What too many studio executives, producers and directors unfortunately never seem to get is that one of the most effective and time-honored stimulants of creativity is having little money to do whatever you want. The Dumont Network was always lagging behind the other three networks in terms of money and so had to resort to being imaginative on a number of occasions. One of the most imaginative–if you want to use that word–ways they used what they had to provide something worth watching was with the 1954 show “Night Editor.” This fifteen minute long show featured the night editor of a newspaper detailing the events of a curious human interest story or a fascinating tale of true crime. So far, so boring, right? Well, here’s where “Night Editor” is a bit of economically-stimulated imagination you are very unlikely to ever see on TV again. The night editor of the title was played by Hal Burdick. And so was every other character. Burdick just basically walked around his newspaper office narrating the story and providing voices for the characters involved.
Dark Of Night
What do you do when you can’t afford to hire big name stars or the most talented writers and you still have a half-hour to fill on your weekly schedule? Well, of course, today you open up a copy of the Yellow Pages at random and build a show around which business your thumb falls upon. For the struggling Dumont network, you get a little bit more inspired. What could you possibly give audiences that they’d never seen before if you couldn’t provide big stars or stories written by the top talent in the business? Well, in 1952, most people in America had never seen live footage of a beer-bottling factory or a hospital operating room or Manhattan bookstore. “Dark of Night’ was one of the glut of anthology TV series of the 1950s and it stood out as a little more creative than some of the others by filming its stories live from locations around New York that, if they had ever been seen by viewers before, had been seen in movies on film shot months before. Of course, today the attraction of a live show simply would not be creative enough to overcome any other lack of interest.
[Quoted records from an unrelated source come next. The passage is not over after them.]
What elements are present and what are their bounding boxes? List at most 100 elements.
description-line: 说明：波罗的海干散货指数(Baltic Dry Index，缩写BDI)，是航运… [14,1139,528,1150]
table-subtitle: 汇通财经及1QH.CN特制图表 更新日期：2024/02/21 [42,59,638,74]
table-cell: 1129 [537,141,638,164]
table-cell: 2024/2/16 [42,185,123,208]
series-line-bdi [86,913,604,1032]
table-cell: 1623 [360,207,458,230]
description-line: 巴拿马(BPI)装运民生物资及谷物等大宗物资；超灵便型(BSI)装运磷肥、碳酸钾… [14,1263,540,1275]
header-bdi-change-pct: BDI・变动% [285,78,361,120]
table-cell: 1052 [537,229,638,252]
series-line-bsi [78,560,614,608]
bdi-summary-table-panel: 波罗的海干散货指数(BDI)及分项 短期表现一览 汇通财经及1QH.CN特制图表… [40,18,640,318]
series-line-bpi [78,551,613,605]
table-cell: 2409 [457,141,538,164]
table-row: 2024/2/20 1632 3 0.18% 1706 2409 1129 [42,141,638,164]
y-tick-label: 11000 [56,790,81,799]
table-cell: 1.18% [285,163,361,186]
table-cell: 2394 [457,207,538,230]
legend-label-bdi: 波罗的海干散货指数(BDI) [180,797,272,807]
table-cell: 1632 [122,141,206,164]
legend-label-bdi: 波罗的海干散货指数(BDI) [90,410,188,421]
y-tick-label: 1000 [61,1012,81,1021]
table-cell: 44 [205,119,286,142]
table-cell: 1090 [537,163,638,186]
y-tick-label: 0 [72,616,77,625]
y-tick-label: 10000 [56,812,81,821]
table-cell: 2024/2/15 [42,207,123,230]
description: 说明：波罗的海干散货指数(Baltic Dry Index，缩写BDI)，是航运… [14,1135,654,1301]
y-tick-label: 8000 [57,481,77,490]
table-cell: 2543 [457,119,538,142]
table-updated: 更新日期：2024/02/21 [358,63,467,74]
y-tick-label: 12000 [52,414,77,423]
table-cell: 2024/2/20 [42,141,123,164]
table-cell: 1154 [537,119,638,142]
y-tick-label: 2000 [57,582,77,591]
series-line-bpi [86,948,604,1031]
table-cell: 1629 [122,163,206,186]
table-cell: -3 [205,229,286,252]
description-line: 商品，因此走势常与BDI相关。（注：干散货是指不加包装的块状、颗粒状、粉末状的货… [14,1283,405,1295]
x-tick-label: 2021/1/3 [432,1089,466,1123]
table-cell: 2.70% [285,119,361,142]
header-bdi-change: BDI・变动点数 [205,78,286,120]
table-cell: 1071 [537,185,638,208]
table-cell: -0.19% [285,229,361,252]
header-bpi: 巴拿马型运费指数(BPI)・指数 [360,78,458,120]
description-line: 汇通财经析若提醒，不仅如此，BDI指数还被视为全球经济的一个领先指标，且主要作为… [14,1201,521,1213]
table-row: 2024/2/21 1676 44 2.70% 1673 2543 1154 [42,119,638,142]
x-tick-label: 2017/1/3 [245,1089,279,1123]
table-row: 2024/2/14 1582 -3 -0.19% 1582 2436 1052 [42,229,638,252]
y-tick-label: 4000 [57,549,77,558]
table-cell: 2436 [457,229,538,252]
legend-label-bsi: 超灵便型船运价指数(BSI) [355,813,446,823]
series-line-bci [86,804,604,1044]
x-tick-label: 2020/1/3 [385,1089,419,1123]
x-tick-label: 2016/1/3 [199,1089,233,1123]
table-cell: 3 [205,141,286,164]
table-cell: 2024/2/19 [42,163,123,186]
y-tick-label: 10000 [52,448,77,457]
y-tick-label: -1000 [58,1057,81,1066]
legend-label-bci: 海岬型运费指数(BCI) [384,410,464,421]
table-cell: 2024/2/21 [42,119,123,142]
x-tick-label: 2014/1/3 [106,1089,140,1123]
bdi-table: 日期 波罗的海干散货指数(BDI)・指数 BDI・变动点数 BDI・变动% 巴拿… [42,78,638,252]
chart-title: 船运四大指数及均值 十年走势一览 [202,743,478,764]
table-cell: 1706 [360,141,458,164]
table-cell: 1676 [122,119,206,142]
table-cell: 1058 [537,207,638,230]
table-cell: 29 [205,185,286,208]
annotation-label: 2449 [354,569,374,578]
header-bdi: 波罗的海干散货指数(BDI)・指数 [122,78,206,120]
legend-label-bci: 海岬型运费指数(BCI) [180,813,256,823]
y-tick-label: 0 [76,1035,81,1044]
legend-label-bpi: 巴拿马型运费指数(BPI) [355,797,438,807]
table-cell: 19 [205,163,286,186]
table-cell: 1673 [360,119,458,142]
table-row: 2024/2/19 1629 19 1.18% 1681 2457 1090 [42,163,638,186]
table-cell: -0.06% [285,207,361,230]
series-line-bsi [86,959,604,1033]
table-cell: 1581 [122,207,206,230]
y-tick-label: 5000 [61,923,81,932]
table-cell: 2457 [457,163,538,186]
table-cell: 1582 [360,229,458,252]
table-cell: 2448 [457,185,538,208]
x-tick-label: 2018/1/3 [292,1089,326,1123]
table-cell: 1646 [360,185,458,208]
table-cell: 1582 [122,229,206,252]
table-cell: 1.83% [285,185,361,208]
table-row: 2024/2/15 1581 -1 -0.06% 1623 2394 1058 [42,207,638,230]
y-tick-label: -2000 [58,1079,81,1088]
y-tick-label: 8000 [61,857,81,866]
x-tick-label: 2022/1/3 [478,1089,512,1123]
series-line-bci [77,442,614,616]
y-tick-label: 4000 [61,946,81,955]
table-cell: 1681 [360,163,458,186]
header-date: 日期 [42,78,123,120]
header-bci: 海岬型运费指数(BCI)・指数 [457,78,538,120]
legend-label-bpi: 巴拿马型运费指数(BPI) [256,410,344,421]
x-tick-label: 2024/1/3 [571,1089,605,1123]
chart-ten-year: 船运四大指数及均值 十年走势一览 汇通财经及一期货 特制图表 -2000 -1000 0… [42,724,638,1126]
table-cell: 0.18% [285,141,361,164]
Lack of money can inspire creativity and imagination. Personal vision can overcome the stultifying effects of groupthink to bring an imaginative idea to life. And every once in awhile a group of like-minded people get together to try do something different. Just because they can. Such was the case of “That’s Life” which aired for one season in the late 1960s and utilized talents ranging from Rodney Dangerfield to Shelley Winters to the Muppets as guests behind stars Robert Morse and E.J. Peaker. The town was Ridgeville. The story was basically a situation comedy about a young married couple, but a broad genre description is the point at which “That’s Life” stops looking like any other romantic comedy before or since . The story of Robert and Gloria Dickson was told in the form of musical fantasy numbers, guest comedy monologues, variety show sketches and songs. “That’s Life” was creative and imagination in a way that would rarely be seen again.